Job seekers are so far voting with their attention that they put on job ads and their applications, but it will remain to be seen how long they can hold out because certainly, they're burning through savings. And the urgency that they feel to find new work is increasing.
RACHELLE AKUFFO: And Ian, in terms of what else might make a job attractive, we know New York City recently joined Colorado, Washington State, and Rhode Island in having some form of pay transparency. Obviously, some people pulling jobs. Some making these crazy, wide sort of ranges. How much does that change the hiring picture?
IAN SIEGEL: The number one piece of advice that we give to employers of all sizes is to include salary information in your job listing. Why? Because jobs that list salary literally get twice as many applicants as jobs that have chosen to obscure salary. So while it does feel like something that's being done to them, in many cases, pay transparency is actually something being done for the employers.

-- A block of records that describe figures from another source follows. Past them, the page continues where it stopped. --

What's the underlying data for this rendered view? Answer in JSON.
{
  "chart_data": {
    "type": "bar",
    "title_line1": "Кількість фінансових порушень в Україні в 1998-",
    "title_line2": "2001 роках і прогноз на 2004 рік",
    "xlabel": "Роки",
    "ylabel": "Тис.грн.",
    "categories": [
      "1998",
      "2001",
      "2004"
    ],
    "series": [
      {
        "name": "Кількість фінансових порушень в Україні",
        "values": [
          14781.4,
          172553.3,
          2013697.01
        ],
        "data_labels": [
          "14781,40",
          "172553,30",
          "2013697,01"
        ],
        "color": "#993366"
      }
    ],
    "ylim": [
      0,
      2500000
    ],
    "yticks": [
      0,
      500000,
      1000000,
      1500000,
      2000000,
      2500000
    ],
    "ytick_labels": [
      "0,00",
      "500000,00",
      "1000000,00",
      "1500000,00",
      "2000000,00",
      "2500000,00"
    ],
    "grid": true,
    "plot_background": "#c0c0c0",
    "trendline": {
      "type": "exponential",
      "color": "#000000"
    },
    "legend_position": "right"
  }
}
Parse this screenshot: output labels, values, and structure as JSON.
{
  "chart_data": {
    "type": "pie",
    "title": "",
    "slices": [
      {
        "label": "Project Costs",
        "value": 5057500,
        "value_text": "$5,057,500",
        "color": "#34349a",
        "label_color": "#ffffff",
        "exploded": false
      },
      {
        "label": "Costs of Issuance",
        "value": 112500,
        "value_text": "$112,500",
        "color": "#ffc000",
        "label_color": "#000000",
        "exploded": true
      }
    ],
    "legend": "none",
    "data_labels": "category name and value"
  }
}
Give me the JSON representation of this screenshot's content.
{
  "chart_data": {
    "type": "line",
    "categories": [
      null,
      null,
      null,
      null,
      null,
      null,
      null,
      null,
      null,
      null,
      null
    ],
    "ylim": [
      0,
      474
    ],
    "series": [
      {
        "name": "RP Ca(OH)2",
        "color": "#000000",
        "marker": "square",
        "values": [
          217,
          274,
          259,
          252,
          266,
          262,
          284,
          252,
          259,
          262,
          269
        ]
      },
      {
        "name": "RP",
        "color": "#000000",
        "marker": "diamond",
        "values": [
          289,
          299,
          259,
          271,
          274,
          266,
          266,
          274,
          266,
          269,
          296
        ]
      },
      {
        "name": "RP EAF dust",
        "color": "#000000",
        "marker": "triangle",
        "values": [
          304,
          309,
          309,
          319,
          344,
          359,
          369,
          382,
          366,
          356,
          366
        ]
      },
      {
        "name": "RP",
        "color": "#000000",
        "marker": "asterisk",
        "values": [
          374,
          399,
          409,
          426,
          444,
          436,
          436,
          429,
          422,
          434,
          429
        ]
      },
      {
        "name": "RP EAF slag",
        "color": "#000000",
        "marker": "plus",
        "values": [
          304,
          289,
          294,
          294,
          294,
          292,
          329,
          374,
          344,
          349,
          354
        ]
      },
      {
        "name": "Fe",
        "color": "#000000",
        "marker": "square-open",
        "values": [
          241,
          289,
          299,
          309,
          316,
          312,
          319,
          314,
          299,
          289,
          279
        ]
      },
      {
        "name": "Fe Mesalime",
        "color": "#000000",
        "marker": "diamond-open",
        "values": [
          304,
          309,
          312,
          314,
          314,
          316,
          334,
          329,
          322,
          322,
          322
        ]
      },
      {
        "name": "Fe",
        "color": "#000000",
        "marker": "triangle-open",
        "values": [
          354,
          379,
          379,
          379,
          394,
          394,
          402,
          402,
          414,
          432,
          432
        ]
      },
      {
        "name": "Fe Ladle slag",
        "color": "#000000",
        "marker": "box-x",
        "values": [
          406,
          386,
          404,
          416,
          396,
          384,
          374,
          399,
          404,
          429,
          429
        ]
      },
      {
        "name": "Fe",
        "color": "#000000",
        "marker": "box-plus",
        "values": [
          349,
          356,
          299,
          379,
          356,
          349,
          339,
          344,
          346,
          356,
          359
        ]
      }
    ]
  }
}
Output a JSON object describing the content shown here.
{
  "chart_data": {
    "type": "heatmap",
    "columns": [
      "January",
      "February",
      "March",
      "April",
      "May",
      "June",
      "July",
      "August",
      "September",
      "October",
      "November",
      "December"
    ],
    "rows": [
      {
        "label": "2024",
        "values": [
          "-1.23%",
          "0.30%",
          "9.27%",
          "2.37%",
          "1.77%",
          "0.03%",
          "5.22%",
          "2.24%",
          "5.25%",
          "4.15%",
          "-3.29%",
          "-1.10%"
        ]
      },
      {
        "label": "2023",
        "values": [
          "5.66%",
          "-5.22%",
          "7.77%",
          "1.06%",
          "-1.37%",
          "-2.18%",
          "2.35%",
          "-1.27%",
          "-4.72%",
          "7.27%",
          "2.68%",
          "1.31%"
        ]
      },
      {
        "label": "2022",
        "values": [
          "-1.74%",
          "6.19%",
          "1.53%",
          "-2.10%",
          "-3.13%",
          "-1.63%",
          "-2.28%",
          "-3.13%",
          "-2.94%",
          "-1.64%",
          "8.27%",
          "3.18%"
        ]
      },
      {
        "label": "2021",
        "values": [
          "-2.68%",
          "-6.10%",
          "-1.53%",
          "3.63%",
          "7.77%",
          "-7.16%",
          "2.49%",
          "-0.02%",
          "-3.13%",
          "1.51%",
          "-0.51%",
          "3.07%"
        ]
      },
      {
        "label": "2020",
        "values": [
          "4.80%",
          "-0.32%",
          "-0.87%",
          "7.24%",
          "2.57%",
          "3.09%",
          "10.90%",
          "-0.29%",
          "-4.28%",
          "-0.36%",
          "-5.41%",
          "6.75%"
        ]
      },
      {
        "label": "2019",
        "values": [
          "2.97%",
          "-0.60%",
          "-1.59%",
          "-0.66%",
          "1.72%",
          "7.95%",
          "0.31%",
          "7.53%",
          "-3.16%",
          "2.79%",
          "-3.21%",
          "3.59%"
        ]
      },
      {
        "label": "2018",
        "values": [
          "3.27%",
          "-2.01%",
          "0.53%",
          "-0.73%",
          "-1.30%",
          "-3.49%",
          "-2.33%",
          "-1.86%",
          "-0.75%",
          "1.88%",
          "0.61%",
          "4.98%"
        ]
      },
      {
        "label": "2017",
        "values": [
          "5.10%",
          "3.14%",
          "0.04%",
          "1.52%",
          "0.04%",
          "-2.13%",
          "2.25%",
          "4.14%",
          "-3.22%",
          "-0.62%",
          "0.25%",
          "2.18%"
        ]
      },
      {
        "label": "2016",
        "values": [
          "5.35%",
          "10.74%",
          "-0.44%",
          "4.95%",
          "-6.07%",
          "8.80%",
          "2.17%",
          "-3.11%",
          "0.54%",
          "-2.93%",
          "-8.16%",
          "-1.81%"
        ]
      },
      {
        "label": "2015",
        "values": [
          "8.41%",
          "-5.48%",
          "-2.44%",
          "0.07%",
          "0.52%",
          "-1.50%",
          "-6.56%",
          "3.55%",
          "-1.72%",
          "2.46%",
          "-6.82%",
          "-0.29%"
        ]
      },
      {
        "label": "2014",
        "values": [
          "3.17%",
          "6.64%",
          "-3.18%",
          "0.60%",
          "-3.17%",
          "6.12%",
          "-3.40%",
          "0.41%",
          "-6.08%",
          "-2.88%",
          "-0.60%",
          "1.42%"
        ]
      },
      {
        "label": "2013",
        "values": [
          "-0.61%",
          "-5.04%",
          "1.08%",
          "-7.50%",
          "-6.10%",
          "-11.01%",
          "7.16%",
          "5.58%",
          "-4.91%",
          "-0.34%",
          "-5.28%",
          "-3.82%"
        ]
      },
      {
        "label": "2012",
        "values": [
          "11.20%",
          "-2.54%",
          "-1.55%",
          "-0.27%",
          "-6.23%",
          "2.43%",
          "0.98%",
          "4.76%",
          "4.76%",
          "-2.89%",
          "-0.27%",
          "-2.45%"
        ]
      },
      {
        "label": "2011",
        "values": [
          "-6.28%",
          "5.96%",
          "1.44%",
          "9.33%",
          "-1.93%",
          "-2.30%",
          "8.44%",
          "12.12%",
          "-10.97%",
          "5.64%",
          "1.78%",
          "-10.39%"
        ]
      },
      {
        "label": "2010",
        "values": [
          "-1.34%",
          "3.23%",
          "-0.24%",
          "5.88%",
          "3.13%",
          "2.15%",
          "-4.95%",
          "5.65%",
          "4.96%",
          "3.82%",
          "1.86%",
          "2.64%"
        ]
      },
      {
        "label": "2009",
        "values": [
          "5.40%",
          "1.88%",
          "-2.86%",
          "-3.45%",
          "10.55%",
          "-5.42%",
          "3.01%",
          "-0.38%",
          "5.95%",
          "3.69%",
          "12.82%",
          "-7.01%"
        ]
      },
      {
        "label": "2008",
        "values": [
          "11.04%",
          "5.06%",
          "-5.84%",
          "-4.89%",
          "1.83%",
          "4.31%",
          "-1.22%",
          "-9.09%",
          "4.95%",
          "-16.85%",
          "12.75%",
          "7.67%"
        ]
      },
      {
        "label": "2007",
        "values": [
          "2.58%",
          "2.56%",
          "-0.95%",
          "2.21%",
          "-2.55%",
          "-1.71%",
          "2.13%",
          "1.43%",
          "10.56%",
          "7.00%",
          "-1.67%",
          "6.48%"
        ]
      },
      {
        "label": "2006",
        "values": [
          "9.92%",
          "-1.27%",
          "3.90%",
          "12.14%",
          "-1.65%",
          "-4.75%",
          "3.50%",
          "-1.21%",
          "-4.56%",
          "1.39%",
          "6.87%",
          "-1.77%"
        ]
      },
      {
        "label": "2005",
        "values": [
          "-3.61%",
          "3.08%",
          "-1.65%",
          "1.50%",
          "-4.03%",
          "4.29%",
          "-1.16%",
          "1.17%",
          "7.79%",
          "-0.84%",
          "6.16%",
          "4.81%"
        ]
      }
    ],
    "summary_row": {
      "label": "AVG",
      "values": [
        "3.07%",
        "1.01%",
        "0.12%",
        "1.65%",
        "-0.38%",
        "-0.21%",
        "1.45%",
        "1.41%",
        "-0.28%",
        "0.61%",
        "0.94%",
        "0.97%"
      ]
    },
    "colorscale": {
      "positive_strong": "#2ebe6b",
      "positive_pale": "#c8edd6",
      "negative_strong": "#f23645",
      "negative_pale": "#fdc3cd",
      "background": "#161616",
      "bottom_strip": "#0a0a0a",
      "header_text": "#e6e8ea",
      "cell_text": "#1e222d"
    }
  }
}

It also gives us really good data so that you're able to benchmark yourself against your competition, both in terms of your pay rates and also the response to your ads. I mean, I think a big part of the reason why ZipRecruiter has been so successful in this quarter was because in spite of the fact that the labor market was cooling, for both sides of our marketplace, whether you're employers or whether you're a job seeker, we are showing information that traditionally was not available to you.
So you're able to say, for example, as a job seeker, I know how much I'm worth. I know how much competition I face. I know how many employers are hiring. And that context, that ability to see the forest, instead of just the trees, has led to real success in driving both engagement with our job seekers, as well as long-term relationships. And that's why we were able to beat, I think, on both the bottom line in the top line last quarter, and raise guidance for the next quarter.
JARED BLIKRE: Always a pleasure talking to you, and thank you for your insights. Ian Siegel, ZipRecruiter co-founder and CEO.